La confiscation des territoires des peuples autochtones, comme le prétend Bolsonaro, est quelque chose que Netanyahou, son gouvernement et ses prédécesseurs ont fait sans remords pendant de nombreuses années. Oui, il est clair que l’affirmation de sa « fraternité » a une base très solide.

Mais il y a d’autres dimensions à l’histoire d’amour entre les deux dirigeants. Beaucoup de travail a été fait pour transformer le gouvernement pro-palestinien du Brésil en un gouvernement ayant une politique étrangère similaire à celle de Trump.

Au cours de sa campagne, Bolsonaro a approché les groupes politiques conservateurs, les églises évangéliques et les militaires avec des lobbies puissants, des programmes pervers et une influence indubitable. Historiquement, ces groupes ont conditionné leur soutien politique à tout candidat avec un soutien aveugle à Israël, tant en Amérique du Sud qu’aux États-Unis et dans d’autres pays.

C’est ainsi que les États-Unis sont devenus le principal bienfaiteur d’Israël, et c’est précisément ainsi que Tel-Aviv cherche à conquérir de nouveaux territoires politiques.

Le monde occidental, en particulier, se tourne vers les démagogues d’extrême droite pour trouver des réponses simples à des problèmes complexes. Aujourd’hui, le Brésil, grâce à Bolsonaro et à ses supporters, a rejoint cette tendance inquiétante.
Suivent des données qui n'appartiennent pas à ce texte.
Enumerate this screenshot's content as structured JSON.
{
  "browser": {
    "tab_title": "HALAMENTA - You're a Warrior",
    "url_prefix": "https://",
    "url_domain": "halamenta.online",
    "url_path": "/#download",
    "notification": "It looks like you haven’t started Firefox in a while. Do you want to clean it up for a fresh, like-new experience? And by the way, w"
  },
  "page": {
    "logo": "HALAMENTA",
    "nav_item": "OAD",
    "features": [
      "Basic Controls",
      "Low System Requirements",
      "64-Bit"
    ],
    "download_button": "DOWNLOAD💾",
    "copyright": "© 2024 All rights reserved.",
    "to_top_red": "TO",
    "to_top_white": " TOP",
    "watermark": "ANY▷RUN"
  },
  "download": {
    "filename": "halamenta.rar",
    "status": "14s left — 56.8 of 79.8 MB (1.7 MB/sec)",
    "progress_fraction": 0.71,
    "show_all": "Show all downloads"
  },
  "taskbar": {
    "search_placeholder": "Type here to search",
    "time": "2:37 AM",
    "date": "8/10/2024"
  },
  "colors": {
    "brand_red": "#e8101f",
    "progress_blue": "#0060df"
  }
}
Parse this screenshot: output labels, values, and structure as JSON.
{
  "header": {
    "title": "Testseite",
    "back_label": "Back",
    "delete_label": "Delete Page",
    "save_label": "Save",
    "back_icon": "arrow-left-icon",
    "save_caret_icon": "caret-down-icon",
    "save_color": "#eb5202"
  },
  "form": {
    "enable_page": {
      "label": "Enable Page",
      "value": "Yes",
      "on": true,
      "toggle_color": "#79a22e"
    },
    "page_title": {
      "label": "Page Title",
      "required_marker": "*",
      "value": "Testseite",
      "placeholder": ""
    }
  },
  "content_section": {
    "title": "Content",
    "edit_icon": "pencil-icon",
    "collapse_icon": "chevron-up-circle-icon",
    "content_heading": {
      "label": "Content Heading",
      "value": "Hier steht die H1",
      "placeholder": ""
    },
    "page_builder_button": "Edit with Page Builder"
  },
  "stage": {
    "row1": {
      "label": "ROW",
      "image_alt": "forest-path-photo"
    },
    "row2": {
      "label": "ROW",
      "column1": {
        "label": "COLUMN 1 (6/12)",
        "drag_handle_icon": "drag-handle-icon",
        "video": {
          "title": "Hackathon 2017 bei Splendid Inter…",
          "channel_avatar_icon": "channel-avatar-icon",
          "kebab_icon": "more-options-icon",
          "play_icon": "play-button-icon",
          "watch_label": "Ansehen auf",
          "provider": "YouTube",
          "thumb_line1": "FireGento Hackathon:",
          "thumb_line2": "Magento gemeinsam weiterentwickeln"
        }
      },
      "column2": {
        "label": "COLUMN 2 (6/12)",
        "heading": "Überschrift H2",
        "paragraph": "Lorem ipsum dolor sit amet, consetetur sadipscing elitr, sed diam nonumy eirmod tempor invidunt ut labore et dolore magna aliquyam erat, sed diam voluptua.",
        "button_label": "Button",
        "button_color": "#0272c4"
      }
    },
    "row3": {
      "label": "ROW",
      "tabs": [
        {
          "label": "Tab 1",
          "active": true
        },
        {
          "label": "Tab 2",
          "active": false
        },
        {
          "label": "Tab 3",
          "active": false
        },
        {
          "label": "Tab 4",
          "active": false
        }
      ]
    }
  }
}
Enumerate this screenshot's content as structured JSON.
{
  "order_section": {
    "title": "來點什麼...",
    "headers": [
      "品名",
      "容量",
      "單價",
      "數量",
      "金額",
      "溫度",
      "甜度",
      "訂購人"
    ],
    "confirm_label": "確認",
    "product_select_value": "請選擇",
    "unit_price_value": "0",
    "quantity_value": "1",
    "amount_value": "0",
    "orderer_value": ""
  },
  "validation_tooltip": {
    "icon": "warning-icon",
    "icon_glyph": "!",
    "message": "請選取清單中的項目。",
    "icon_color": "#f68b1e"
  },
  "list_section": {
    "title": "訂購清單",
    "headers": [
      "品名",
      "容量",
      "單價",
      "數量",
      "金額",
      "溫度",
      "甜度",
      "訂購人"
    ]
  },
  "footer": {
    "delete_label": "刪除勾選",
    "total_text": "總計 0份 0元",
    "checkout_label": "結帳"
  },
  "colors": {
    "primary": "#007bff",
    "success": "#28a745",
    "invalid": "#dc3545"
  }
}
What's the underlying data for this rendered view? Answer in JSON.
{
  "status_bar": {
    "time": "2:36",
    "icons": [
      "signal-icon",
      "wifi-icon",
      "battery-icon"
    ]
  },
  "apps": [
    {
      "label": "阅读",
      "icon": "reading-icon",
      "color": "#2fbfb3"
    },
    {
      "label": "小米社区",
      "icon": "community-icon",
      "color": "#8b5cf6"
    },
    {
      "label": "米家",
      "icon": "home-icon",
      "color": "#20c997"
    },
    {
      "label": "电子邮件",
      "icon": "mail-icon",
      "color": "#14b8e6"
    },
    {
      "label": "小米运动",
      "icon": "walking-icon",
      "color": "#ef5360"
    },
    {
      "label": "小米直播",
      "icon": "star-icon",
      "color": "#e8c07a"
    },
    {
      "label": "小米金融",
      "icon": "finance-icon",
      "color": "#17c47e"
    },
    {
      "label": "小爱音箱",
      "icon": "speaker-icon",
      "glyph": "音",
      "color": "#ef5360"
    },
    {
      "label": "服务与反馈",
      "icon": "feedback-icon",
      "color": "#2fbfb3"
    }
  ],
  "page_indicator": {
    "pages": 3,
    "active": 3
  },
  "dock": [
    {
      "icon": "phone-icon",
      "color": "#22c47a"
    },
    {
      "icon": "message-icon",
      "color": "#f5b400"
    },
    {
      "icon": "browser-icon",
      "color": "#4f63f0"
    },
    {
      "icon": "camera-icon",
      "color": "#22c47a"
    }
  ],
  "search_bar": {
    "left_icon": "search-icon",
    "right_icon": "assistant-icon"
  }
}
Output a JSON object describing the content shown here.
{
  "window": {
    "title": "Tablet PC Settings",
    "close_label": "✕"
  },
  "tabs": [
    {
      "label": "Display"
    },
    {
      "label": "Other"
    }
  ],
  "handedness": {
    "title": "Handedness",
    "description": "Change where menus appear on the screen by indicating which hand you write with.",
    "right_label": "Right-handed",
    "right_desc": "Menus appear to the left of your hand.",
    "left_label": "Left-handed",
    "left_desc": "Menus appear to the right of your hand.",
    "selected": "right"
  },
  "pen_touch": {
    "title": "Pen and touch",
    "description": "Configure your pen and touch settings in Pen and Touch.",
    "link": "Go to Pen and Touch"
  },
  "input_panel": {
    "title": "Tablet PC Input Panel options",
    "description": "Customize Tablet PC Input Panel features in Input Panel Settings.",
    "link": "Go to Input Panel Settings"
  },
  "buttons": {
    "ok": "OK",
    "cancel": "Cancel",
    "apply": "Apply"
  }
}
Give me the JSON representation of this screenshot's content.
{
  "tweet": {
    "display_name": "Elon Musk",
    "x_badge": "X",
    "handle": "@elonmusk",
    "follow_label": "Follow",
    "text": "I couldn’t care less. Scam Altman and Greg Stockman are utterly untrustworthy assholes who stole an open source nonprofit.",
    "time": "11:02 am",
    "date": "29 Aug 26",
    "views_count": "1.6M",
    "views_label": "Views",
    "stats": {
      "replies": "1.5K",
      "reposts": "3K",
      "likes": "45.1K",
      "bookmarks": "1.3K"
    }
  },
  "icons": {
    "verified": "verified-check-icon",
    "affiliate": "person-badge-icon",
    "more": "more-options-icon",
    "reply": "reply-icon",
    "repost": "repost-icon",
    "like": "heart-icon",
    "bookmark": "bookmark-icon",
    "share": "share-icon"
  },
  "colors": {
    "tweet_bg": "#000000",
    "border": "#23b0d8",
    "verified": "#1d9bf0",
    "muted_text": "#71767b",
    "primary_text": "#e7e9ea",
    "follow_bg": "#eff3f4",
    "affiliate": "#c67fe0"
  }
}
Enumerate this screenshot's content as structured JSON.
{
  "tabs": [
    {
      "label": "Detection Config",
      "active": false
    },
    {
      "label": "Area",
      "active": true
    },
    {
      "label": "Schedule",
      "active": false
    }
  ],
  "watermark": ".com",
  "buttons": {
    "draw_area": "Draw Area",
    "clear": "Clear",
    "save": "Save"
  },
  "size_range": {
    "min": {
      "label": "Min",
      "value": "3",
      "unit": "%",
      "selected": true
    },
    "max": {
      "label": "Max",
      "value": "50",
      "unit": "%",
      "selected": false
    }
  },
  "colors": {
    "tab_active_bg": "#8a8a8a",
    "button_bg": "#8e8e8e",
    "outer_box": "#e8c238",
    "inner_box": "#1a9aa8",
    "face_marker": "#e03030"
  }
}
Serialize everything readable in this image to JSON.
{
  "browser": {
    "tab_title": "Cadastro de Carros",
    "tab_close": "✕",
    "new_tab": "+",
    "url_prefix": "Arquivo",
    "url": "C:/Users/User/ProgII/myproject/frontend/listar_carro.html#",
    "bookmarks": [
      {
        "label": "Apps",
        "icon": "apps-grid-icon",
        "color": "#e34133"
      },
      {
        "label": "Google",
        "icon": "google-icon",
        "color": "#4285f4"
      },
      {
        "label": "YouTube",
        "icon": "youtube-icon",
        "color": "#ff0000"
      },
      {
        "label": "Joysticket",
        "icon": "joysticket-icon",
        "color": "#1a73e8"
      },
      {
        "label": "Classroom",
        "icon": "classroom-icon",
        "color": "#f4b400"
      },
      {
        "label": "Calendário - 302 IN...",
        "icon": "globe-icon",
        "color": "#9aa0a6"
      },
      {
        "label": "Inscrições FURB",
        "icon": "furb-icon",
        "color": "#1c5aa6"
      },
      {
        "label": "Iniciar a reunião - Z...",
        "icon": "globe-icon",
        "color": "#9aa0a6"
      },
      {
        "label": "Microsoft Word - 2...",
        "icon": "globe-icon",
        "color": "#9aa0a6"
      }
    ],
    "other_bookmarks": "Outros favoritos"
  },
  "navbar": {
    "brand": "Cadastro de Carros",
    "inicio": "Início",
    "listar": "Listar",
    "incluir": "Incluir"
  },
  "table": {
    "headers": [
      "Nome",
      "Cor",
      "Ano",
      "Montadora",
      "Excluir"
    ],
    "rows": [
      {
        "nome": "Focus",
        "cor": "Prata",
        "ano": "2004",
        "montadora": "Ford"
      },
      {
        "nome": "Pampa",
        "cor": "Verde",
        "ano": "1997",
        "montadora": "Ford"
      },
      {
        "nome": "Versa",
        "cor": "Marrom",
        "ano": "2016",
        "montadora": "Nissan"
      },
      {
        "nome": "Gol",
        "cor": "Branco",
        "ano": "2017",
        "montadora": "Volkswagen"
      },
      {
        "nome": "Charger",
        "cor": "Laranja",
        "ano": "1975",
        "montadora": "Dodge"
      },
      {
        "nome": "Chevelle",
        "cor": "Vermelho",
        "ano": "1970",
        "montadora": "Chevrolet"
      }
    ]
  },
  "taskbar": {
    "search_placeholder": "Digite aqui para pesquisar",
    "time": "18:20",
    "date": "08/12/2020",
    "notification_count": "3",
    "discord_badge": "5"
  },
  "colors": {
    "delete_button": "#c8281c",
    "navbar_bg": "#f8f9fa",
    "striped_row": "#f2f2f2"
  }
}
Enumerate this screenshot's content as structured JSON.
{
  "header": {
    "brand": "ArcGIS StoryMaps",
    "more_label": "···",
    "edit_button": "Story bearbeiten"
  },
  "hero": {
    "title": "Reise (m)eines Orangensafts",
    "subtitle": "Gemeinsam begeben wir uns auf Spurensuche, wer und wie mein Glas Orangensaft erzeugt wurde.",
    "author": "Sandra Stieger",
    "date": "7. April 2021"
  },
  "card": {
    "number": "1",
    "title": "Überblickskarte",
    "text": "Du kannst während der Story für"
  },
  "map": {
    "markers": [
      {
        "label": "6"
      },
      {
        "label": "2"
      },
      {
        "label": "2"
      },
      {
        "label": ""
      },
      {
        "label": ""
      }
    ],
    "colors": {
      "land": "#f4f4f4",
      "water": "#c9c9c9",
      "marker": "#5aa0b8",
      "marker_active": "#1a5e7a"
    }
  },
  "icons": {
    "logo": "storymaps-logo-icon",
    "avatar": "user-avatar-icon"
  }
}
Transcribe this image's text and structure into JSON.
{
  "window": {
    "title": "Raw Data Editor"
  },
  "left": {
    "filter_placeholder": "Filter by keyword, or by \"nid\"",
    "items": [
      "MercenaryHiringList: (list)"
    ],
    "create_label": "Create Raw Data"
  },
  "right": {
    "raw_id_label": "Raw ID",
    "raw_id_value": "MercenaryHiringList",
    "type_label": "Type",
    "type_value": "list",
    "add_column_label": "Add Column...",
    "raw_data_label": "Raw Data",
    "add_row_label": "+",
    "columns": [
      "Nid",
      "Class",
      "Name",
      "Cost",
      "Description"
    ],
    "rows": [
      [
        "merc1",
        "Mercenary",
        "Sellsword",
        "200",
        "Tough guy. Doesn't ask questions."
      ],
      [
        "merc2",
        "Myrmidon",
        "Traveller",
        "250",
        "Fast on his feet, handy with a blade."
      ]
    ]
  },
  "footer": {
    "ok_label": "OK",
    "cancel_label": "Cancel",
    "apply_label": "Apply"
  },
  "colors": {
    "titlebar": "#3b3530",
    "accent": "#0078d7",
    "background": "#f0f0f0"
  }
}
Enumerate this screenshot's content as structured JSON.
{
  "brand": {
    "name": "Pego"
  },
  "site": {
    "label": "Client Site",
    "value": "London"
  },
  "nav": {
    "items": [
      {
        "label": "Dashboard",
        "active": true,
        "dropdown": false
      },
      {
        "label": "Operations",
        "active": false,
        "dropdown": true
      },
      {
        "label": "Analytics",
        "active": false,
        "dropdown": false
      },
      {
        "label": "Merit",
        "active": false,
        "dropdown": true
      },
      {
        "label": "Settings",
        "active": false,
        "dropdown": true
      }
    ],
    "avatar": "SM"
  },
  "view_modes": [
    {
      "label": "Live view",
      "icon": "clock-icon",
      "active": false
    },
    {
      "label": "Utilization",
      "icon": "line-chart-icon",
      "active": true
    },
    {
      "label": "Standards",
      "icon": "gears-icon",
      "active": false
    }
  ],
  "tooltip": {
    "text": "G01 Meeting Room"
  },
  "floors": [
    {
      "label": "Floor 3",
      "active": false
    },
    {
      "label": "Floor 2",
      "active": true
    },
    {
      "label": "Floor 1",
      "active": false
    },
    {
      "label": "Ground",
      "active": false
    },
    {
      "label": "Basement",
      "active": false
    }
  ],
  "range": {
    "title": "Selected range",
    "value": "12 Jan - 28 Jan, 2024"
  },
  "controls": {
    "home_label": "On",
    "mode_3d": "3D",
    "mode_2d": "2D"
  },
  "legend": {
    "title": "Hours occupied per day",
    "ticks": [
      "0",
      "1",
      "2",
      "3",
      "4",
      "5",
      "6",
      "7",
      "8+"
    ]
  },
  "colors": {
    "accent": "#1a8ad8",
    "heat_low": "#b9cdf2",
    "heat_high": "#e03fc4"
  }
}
 Israël exploite effrontément la montée mondiale du néofascisme et du populisme. Pire encore, des tendances autrefois perçues comme antisémites sont désormais pleinement acceptées par « l’État juif », qui cherche à étendre son influence politique et son marché aux armes.

Politiquement, les partis d’extrême droite comprennent que pour qu’Israël les aide à blanchir leurs péchés passés et présents, ils devront se soumettre complètement au programme d’Israël au Moyen-Orient. Et c’est précisément ce qui se passe : de Washington à Rome, à Budapest, à Vienne… Et, maintenant, à Brasilia.

Mais une autre raison, peut-être plus convaincante, est l’argent. Israël a beaucoup à offrir grâce à sa technologie de « sécurité » et de guerre, une gamme de produits massive qui a été utilisée  avec des conséquences mortelles contre les Palestiniens.

L’industrie du contrôle frontalier est en plein essor aux États-Unis et en Europe. Dans les deux cas, Israël s’impose comme un modèle et un fournisseur de technologie. Et maintenant, la technologie israélienne de « sécurité », grâce à la nouvelle sympathie pour les prétendus problèmes de sécurité d’Israël, envahit également les frontières de l’Europe.

Selon l’agence israélienne Ynetnews, Israël est le septième exportateur d’armes au monde et s’impose comme un leader mondial dans l’exportation de drones aériens.

L’enthousiasme de l’Europe pour la technologie israélienne des drones est dû à une peur non fondée à l’égard des immigrants et des réfugiés. Dans le cas du Brésil, la technologie israélienne des drones sera utilisée pour lutter contre les bandes criminelles et d’autres problèmes internes.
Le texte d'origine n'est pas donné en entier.